The Highlights and Themes: The Five Dysfunctions of a Team running one group for six months or longer seems quite exorbitant! The theme of this book was based on an organizational approach to effective team building skills. The fable began by giving a brief background of the cooperation, DecisionTech, Inc. which was what this story was centered around. There was a new CEO, of the corporation, Kathryn, and her main task was to create effective teamwork among her staff who were the key leaders of this company.
After observing the interaction and dialogue of all team members for several weeks, she finally decided to call an off-site meeting and invited her staff members to attend. The meeting was to take place just far enough to where it would be considered out of town and she also made it mandatory attendance. She experienced some animosity from her colleagues but she was determined that what she had in mind for their off-site agenda would soon render their cooperation.
When the off-site began she immediately started to work on creating team cohesion among the leaders of her company. She proposed a model that touched on five dysfunctions of a team. The model was similar to that of a hierarchal model in that a team needed to conquer one aspect or dysfunction of the model before they could effectively move on to the next dysfunction. The first dysfunction of the model is an absence of trust among team members. This stems from their unwillingness to be vulnerable within the group setting.
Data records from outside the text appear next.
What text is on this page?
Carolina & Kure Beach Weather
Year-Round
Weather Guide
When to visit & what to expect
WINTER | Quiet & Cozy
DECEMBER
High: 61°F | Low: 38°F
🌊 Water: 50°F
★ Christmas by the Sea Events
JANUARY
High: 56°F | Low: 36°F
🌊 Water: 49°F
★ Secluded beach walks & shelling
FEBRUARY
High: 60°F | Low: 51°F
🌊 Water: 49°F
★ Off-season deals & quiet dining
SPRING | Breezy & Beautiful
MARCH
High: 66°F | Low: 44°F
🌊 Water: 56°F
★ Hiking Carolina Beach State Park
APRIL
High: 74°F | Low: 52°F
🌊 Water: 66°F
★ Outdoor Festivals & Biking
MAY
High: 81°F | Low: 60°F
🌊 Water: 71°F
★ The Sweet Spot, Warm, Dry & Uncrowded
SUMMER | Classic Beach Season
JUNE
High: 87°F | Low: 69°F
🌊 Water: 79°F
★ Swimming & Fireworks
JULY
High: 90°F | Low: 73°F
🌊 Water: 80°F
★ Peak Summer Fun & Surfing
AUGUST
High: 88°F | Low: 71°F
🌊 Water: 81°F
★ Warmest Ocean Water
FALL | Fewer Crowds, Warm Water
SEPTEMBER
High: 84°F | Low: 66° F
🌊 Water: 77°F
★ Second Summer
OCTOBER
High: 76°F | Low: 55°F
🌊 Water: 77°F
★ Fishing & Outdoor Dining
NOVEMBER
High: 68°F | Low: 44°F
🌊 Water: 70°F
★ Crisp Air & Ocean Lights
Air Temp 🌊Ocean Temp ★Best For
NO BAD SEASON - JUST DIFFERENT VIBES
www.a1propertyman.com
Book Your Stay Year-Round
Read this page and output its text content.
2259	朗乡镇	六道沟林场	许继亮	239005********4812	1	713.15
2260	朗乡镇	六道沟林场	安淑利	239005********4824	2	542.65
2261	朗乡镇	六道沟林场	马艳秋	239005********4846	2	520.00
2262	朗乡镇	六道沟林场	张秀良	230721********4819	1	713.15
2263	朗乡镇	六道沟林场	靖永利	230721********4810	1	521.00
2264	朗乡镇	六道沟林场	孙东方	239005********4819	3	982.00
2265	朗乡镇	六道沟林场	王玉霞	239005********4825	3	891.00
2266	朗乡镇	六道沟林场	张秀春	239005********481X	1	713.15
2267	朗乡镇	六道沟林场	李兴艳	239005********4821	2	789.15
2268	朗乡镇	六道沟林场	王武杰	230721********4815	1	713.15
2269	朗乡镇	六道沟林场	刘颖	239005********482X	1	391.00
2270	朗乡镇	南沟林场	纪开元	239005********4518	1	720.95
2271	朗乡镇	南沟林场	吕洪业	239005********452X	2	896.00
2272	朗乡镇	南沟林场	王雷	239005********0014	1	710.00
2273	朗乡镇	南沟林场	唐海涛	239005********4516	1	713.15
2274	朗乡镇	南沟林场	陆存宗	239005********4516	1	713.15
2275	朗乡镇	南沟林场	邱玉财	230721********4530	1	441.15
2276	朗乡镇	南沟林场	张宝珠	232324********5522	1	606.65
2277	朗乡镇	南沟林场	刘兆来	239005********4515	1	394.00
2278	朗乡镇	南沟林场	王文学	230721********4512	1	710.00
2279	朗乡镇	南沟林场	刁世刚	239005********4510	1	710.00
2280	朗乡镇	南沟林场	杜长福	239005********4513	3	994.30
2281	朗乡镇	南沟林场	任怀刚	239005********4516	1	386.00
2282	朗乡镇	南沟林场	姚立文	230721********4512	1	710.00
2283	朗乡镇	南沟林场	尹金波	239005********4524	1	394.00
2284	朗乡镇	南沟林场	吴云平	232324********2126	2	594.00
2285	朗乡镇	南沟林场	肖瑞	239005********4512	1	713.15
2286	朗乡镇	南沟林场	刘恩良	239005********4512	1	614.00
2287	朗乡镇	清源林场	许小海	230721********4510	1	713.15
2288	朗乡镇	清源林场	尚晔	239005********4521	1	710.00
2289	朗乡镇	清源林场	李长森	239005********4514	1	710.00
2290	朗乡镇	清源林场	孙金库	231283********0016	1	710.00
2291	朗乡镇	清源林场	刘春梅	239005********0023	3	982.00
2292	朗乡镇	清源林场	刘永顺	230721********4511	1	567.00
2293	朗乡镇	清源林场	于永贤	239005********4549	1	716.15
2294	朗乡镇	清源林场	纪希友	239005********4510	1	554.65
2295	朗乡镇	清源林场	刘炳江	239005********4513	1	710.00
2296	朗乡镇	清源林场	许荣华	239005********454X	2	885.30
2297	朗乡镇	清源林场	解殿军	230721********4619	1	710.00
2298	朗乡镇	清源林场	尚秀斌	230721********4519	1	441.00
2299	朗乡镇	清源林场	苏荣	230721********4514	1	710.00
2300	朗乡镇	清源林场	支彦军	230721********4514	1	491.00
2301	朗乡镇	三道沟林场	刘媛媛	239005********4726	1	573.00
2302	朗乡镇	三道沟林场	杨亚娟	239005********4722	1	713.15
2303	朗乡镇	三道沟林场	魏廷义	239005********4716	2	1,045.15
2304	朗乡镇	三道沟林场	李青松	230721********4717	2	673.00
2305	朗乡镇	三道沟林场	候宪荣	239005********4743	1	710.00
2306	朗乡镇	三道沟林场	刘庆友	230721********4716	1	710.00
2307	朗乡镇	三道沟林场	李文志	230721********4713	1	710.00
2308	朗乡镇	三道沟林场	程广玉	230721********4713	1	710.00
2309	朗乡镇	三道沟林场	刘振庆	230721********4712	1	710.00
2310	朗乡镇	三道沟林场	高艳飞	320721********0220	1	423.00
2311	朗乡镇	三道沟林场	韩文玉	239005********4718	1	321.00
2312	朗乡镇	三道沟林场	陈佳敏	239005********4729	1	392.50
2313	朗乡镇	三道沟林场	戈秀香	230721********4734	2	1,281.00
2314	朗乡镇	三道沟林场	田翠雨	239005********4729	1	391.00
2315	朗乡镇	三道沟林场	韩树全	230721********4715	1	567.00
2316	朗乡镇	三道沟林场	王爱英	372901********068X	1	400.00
It concludes that team members who are not genuinely open with one another about their mistakes and weaknesses make it impossible to build a foundation of trust. This ties into the second dysfunction in that a failure to build trust among team members solicits a fear on conflict. Teams that lack trust are incapable of engaging in unfiltered and passionate debate of ideas. Instead, they rely on guarded comments and keep the tone at a surface. The lack of healthy conflict within a team ensures the third dysfunction, lack of commitment.
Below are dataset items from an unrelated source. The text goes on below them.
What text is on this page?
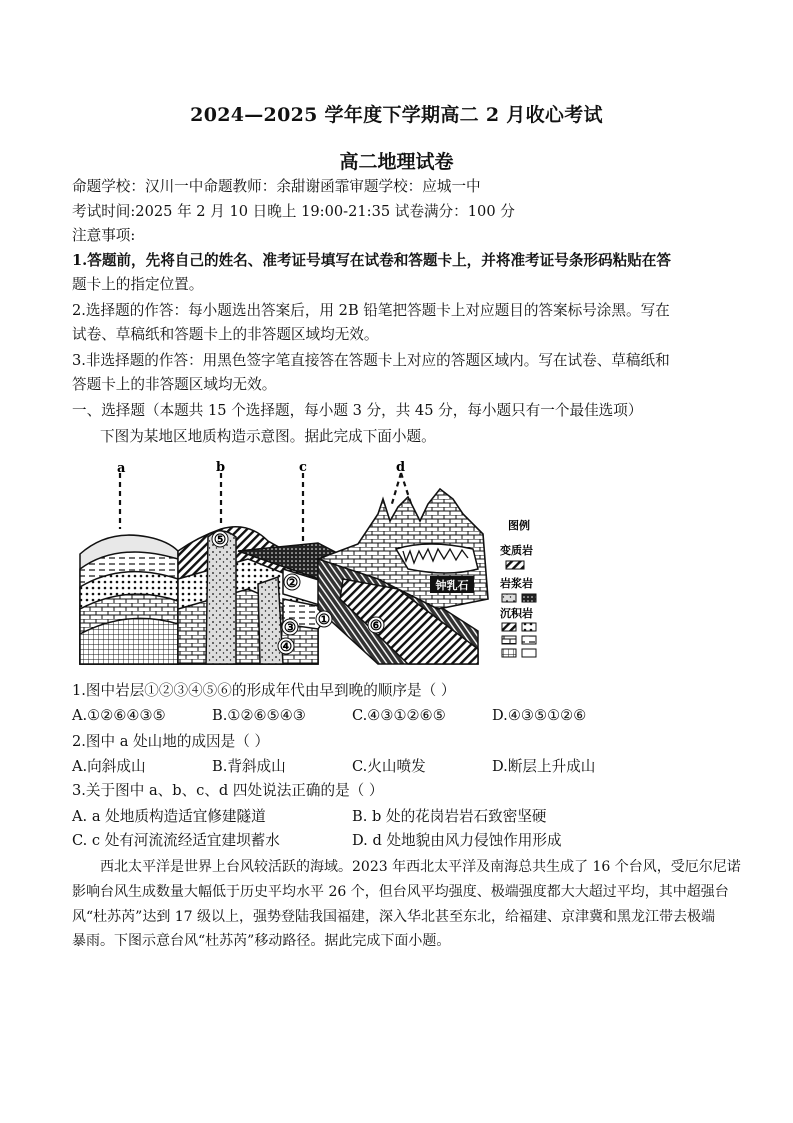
2024—2025 学年度下学期高二 2 月收心考试
高二地理试卷
命题学校：汉川一中命题教师：余甜谢函霏审题学校：应城一中
考试时间:2025 年 2 月 10 日晚上 19:00-21:35 试卷满分：100 分
注意事项:
1.答题前，先将自己的姓名、准考证号填写在试卷和答题卡上，并将准考证号条形码粘贴在答
题卡上的指定位置。
2.选择题的作答：每小题选出答案后，用 2B 铅笔把答题卡上对应题目的答案标号涂黑。写在
试卷、草稿纸和答题卡上的非答题区域均无效。
3.非选择题的作答：用黑色签字笔直接答在答题卡上对应的答题区域内。写在试卷、草稿纸和
答题卡上的非答题区域均无效。
一、选择题（本题共 15 个选择题，每小题 3 分，共 45 分，每小题只有一个最佳选项）
下图为某地区地质构造示意图。据此完成下面小题。
a	b	c	d
钟乳石
②
⑤
①
③
④
⑥
图例
变质岩
岩浆岩
沉积岩
1.图中岩层①②③④⑤⑥的形成年代由早到晚的顺序是（ ）
A.①②⑥④③⑤	B.①②⑥⑤④③	C.④③①②⑥⑤	D.④③⑤①②⑥
2.图中 a 处山地的成因是（ ）
A.向斜成山	B.背斜成山	C.火山喷发	D.断层上升成山
3.关于图中 a、b、c、d 四处说法正确的是（ ）
A. a 处地质构造适宜修建隧道	B. b 处的花岗岩岩石致密坚硬
C. c 处有河流流经适宜建坝蓄水	D. d 处地貌由风力侵蚀作用形成
西北太平洋是世界上台风较活跃的海域。2023 年西北太平洋及南海总共生成了 16 个台风，受厄尔尼诺
影响台风生成数量大幅低于历史平均水平 26 个，但台风平均强度、极端强度都大大超过平均，其中超强台
风“杜苏芮”达到 17 级以上，强势登陆我国福建，深入华北甚至东北，给福建、京津冀和黑龙江带去极端
暴雨。下图示意台风“杜苏芮”移动路径。据此完成下面小题。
If members of a team cannot speak freely and voice their opinions, then there will rarely ever be team buy in or a commit to decisions. If this is to occur, members will lack commitment and develop the fourth dysfunction, an avoidance of accountability. If there is not a commitment to a plan of action then members often hesitate to call their peers on actions and behaviors that seem counterproductive to better the team. If there is not any accountability, this creates an environment where the fifth dysfunction can thrive.
The fifth and final dysfunction of the model is inattention to results. This occurs when team members put their individual needs such as career development, above the collective goals of the team. The vast majority of the fable describes in detail how each of these dysfunctions can detriment effective teamwork and hinders the underlying goal of a corporation. Throughout the fable there are members of the team who retaliate against the model and some leaders even left the company.
However, in the end, this fable truly shows how effective this model can be when used in a team building environment. Towards the end of the fable, there is an overview of the model which goes into more detail on how to implement the model and offers suggestions for overcoming each of the dysfunctions. One of the tools that were suggested for helping a team to build trust was a personal history exercise. This is a simple exercise that is done in less than one hour and is vital for a team to flourish when creating trust among its members.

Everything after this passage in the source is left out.